Trotz des düsteren Zustands der Geschlechterparität im lokalen Ökosystem für Innovation und Unternehmertum verspricht die neue Generation schnell wachsender lateinamerikanischer Start-ups mehr Gleichberechtigung. Laut einem Bericht der Risikokapitalgesellschaft „ALLVP“ gibt es rund 90 lateinamerikanische Unternehmen, die so genannte „Soonicorns“ sind, d. h. Unternehmen mit einer geschätzten Bewertung von mehr als 100 Millionen US-Dollar, die das größte Potenzial haben, zu Einhörnern zu werden. Davon sind neun von Frauen gegründet worden. Das mexikanische Fintech-Unternehmen „Stori“ beispielsweise, das von Marlene Garayzar mitbegründet wurde, hat in seiner letzten Finanzierungsrunde im November dieses Jahres 125 Millionen US-Dollar erhalten. Erwähnenswert ist auch das Gesundheitsunternehmen „Pipo Saúde“, zu dessen Gründungsteam Manoela Ribas Mitchell gehört und das 4,6 Millionen US-Dollar für die Verwaltung von Gesundheitsdienstleistungen aufbrachte. Um die Gründung von mehr wachstumsstarken Start-ups, wie z.
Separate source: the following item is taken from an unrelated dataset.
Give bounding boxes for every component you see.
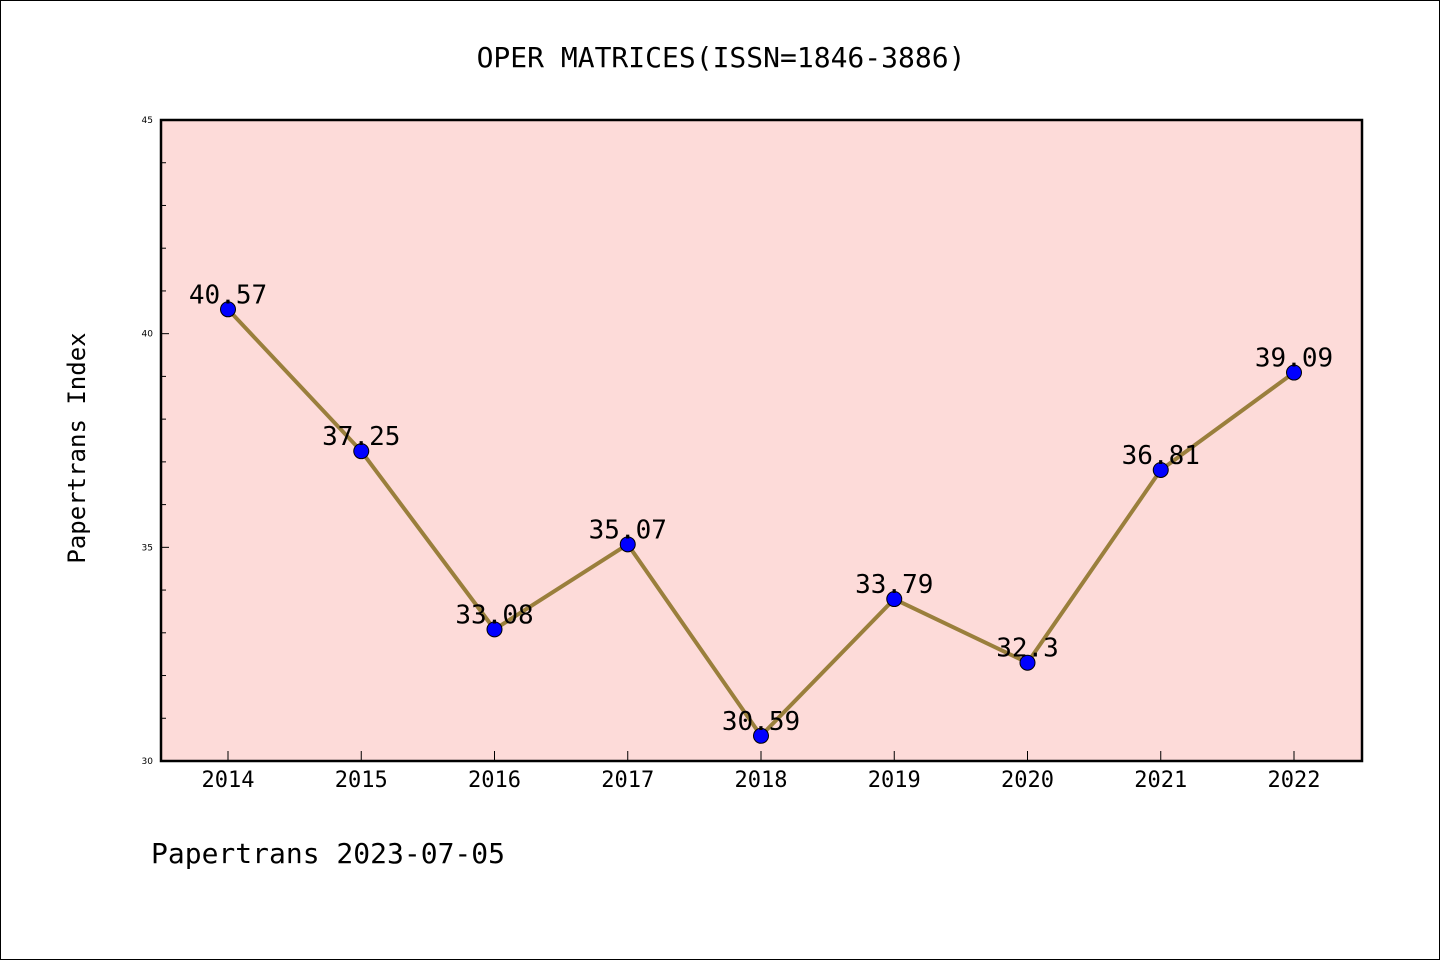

B. Einhörnern, voranzutreiben, sind laut Paula Valverde mehr Investitionen in die Kindheit von Mädchen erforderlich, um Stereotypen und Vorurteile in jungen Jahren abzubauen, die sich auf berufliche Entscheidungen auswirken, insbesondere in den Bereichen Wissenschaft, Technologie, Ingenieurwesen und Mathematik (MINT-Berufe).

„Diese geschlechtsspezifische Diskrepanz sollte uns zu denken geben, wenn wir bedenken, dass die MINT-bezogenen Berufe der Motor der Innovation in den Ländern sind und dass die Einhörner, die in letzter Zeit aufgetaucht sind, eher mit der Technologie zu tun haben, also genau mit einem Bereich, in dem Frauen weniger präsent sind“. Gleichzeitig plädiert sie für die Abschaffung sexistischer Maßnahmen, die den weiblichen Unternehmergeist behindern. „Eines der Hindernisse in unserem Land (Chile) besteht darin, dass eine verheiratete Frau, die in einer ehelichen Lebensgemeinschaft ein neues Unternehmen gründet, nachweisen muss, dass sie aufgrund ihres vorbehaltenen Vermögens handelt, andernfalls muss ihr Ehemann ihr die Genehmigung zur Gründung eines Unternehmens erteilen“.